Fenedhis. That he can even be in the _presence_ of mages after something like that… no wonder he’d reacted so strongly to her decision to make them allies. That he hadn’t given her _more_ grief about it is astounding.

She turns, putting her hands down on the edge of the battlements over the courtyard, trying to steady herself. It feels like a lot to know all at once, too much, almost overwhelming, and she takes a deep breath, letting the cold air fill her lungs.

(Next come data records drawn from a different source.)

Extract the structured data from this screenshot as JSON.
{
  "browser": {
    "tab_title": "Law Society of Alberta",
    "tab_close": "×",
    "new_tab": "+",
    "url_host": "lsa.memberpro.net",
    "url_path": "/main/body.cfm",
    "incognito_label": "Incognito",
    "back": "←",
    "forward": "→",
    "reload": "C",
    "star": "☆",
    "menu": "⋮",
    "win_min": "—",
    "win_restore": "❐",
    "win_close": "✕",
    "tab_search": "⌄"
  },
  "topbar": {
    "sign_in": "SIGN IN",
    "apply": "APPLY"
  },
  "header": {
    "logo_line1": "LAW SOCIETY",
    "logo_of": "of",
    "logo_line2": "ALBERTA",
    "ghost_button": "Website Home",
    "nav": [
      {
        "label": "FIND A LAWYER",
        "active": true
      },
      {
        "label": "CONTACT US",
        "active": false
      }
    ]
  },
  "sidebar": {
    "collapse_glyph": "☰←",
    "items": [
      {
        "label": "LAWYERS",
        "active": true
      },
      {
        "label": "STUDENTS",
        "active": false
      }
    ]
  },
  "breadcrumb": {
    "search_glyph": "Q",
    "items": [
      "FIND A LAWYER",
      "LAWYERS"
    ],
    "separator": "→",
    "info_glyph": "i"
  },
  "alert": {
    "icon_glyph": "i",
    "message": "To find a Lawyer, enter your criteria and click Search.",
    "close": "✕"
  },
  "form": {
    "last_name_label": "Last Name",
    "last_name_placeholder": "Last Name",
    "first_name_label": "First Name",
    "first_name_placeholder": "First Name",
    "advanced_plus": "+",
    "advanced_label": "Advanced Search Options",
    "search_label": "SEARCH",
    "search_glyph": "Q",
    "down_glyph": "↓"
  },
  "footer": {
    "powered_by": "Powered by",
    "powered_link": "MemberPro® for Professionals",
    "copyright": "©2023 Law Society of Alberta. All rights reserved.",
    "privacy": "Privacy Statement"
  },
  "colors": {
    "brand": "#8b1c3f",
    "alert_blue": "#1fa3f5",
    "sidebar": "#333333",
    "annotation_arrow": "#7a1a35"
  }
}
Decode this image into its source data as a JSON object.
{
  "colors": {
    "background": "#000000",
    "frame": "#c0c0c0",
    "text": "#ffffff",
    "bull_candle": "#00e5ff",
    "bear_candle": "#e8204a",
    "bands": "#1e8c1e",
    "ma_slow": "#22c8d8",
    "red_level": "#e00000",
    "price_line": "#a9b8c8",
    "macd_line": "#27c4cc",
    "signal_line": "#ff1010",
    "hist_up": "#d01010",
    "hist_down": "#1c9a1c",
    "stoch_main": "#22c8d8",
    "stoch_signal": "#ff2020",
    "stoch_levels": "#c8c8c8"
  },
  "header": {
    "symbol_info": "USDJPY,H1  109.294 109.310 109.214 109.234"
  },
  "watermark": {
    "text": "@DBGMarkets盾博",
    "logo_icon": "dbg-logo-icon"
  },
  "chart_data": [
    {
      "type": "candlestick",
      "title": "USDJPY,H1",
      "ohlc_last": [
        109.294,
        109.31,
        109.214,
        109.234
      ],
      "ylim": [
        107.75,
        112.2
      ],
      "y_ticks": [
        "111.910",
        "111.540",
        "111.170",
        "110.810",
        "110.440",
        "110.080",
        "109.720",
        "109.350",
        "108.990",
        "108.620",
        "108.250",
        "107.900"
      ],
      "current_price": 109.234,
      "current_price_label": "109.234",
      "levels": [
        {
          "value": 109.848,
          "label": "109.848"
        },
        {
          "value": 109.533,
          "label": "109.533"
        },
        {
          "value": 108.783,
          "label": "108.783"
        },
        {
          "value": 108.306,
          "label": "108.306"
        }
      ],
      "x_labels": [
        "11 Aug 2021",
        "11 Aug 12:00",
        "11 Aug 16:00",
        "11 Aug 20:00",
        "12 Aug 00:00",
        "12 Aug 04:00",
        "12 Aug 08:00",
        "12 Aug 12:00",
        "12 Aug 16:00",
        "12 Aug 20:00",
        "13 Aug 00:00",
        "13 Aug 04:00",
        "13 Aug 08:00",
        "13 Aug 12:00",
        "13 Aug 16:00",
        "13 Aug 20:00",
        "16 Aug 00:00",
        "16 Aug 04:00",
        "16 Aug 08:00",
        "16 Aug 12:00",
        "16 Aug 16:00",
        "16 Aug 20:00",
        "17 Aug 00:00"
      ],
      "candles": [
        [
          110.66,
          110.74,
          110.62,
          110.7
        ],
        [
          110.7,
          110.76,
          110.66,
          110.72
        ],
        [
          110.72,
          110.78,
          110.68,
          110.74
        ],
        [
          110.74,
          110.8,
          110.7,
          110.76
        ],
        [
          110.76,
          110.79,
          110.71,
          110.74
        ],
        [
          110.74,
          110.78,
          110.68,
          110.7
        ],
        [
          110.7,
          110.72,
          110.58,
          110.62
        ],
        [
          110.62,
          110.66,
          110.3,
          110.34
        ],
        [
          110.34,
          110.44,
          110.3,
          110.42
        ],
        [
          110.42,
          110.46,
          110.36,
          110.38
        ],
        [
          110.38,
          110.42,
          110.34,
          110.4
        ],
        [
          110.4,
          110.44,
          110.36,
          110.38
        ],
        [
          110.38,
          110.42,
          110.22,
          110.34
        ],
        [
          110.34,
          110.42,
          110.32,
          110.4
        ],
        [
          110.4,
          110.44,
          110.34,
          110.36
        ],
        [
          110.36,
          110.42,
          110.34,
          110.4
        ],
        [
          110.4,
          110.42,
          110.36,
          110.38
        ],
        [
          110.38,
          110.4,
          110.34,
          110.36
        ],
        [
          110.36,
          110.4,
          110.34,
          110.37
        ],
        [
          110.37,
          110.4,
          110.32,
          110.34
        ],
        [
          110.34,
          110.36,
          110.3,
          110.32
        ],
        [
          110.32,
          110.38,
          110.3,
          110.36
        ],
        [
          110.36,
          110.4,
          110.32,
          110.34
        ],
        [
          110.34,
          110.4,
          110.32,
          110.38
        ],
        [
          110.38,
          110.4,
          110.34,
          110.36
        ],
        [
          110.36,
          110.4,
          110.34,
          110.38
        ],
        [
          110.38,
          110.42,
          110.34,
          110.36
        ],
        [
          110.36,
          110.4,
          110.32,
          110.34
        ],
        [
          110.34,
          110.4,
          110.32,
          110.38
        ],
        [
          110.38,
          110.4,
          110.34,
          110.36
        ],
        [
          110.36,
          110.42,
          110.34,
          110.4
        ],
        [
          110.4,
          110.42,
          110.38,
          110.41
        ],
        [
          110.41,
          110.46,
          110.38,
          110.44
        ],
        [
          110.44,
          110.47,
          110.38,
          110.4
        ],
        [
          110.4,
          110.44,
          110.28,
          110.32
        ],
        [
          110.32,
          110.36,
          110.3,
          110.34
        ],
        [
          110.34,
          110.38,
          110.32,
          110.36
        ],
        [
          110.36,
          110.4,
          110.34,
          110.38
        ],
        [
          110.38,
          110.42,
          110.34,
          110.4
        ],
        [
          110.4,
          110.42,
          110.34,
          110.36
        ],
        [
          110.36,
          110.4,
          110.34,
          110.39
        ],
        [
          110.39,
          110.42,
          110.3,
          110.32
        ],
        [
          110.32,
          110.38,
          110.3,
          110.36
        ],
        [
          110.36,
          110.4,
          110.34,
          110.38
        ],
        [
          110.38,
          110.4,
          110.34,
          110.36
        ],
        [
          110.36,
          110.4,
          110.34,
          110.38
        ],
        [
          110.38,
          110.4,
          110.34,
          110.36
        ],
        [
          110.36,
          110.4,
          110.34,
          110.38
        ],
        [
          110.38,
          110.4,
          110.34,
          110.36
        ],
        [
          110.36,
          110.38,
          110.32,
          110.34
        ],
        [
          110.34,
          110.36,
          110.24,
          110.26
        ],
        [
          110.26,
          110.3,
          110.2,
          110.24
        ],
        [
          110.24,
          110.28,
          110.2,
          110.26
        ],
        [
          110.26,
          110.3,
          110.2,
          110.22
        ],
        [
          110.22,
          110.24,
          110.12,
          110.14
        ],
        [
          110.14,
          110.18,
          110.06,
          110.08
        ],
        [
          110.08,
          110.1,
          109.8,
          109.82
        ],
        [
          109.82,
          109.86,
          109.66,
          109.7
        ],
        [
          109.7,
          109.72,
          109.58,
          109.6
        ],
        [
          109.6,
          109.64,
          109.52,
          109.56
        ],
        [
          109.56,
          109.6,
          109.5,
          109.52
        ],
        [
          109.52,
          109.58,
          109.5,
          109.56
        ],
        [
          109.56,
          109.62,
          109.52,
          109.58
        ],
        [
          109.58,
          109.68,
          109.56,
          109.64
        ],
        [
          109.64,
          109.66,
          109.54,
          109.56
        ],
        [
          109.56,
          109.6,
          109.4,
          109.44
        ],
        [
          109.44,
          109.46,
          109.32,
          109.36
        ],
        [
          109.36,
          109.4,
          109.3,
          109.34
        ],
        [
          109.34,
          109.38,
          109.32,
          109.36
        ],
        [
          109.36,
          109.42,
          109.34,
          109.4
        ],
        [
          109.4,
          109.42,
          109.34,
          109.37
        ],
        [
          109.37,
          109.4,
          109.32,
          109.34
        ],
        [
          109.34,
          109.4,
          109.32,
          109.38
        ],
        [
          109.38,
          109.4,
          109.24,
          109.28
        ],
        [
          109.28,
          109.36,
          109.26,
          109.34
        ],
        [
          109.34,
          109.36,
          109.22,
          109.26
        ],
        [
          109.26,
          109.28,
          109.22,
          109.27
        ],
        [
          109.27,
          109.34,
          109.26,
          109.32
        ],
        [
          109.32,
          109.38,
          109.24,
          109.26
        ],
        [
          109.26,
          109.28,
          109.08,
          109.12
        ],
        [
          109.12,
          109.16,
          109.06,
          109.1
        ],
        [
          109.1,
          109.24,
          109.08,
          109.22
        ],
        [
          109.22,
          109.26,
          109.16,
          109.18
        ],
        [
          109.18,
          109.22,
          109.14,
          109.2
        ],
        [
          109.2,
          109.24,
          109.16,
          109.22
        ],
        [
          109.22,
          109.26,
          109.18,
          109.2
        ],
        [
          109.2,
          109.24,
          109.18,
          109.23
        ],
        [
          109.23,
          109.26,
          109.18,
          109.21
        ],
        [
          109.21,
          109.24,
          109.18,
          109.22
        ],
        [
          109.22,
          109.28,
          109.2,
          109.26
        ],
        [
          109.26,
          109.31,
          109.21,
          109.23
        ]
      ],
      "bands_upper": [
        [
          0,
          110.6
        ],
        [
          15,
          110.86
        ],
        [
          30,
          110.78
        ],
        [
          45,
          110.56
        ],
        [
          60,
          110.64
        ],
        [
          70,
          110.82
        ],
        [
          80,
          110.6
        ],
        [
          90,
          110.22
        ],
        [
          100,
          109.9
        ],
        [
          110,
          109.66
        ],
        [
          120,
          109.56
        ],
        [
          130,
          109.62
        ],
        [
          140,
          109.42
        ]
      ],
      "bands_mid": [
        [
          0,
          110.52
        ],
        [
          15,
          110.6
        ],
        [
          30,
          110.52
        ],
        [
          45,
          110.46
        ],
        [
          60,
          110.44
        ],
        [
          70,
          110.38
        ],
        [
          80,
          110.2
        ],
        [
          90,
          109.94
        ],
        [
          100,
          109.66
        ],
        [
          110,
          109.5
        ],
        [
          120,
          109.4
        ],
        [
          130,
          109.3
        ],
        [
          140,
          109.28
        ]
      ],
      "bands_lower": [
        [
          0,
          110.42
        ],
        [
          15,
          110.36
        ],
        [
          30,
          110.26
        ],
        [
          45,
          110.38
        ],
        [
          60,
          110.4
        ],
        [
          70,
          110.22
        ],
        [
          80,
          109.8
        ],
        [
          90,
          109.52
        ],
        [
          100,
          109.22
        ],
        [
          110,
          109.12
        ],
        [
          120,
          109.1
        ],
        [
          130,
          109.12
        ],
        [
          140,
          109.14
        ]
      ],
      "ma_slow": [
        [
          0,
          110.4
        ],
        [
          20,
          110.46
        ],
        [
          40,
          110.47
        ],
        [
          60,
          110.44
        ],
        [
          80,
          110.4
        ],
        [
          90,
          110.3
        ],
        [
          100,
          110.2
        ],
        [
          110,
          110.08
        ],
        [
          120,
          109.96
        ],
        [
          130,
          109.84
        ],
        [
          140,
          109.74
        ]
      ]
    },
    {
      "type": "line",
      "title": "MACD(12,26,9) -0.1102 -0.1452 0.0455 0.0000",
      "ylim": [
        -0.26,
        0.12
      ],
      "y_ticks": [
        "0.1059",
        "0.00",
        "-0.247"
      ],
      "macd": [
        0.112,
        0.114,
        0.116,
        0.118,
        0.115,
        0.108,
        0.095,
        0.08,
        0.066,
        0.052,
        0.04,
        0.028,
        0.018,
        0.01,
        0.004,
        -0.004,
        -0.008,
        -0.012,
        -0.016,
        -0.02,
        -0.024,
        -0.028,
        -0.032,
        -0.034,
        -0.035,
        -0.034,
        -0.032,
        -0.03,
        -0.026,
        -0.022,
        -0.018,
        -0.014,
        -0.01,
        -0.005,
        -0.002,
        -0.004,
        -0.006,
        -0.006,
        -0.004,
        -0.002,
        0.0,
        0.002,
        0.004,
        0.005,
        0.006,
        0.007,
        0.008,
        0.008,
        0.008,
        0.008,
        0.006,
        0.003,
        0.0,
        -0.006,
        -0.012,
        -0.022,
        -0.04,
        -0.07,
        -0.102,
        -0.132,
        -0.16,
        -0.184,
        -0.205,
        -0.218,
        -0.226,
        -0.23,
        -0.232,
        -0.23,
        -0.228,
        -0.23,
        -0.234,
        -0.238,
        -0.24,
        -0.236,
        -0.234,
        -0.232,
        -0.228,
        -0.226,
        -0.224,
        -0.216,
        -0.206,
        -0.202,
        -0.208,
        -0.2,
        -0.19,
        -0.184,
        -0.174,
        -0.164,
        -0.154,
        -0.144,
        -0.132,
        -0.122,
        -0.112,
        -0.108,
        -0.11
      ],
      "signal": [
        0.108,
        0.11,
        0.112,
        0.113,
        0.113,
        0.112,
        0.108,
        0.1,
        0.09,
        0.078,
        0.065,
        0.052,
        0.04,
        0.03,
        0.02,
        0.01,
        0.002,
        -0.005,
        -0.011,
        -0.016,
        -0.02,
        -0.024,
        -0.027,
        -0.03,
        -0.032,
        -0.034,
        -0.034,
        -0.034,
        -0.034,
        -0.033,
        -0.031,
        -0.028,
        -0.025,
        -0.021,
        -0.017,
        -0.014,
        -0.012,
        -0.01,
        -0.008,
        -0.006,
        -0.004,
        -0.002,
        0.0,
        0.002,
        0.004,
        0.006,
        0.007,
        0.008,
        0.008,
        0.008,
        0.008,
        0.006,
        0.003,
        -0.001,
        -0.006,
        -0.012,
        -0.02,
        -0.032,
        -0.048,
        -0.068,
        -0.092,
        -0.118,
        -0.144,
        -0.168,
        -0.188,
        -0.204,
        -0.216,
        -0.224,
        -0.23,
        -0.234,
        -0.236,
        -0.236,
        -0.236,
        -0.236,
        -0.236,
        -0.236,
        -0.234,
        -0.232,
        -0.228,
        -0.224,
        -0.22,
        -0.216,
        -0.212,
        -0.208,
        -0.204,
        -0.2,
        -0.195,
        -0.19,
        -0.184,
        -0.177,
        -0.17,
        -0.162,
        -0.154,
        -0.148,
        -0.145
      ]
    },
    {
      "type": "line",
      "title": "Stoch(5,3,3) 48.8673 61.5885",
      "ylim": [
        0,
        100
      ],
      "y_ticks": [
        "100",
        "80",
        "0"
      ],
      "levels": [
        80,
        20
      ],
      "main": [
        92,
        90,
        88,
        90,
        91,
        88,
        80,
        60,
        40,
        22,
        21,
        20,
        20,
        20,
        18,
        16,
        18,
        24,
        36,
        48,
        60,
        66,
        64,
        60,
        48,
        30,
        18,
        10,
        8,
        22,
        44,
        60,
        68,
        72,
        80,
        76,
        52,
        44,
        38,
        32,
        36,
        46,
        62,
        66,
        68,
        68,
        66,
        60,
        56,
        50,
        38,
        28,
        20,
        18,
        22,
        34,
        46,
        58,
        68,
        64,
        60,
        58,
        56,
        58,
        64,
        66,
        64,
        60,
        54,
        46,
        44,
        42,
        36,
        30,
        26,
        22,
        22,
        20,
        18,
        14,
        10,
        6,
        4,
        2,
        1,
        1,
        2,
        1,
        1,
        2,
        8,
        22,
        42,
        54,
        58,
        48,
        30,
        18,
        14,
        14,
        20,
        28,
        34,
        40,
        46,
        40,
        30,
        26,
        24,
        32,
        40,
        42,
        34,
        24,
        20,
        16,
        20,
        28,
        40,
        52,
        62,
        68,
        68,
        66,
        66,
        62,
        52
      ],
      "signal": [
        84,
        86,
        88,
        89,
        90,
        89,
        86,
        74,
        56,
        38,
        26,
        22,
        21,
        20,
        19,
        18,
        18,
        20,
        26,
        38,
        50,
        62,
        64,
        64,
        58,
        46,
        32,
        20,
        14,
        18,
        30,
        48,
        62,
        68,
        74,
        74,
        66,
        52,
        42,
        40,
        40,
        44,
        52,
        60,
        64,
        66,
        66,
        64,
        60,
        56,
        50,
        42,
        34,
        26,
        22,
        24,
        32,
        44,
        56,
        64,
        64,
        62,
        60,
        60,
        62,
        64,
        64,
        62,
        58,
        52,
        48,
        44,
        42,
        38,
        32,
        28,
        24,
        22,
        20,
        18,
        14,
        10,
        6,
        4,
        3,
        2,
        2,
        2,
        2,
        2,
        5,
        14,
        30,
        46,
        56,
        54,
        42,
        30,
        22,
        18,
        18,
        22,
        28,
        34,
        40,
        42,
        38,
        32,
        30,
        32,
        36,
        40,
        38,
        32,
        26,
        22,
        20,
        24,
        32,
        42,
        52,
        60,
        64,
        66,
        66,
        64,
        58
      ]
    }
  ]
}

It cools her blood a bit, slows her heart a notch, and she gives herself a few moments, trying to rein in her mind.

The fact that he’s trusted in her decisions… not only her decisions, but trusted in _her_ , enough to be in a relationship with her…

She presses a hand to her mouth, eyes closing, and focuses on just breathing; in… hold… out.

This is a lot to think about, and she will, but right now isn’t the time for it. Right now, this is about what he’s going through presently. 

She takes another deep breath, pushing everything else to the back of her mind, and she’s always been good at that in the short term, hasn’t she? If anything, being the Inquisitor has only made her better at it.

And beyond that, there is hope to be found here. That he’d survived, that he hadn’t broken, is a testament to his strength of will. If he could survive that… if he could survive that to _this_ degree, he can surely survive what he’s going through now.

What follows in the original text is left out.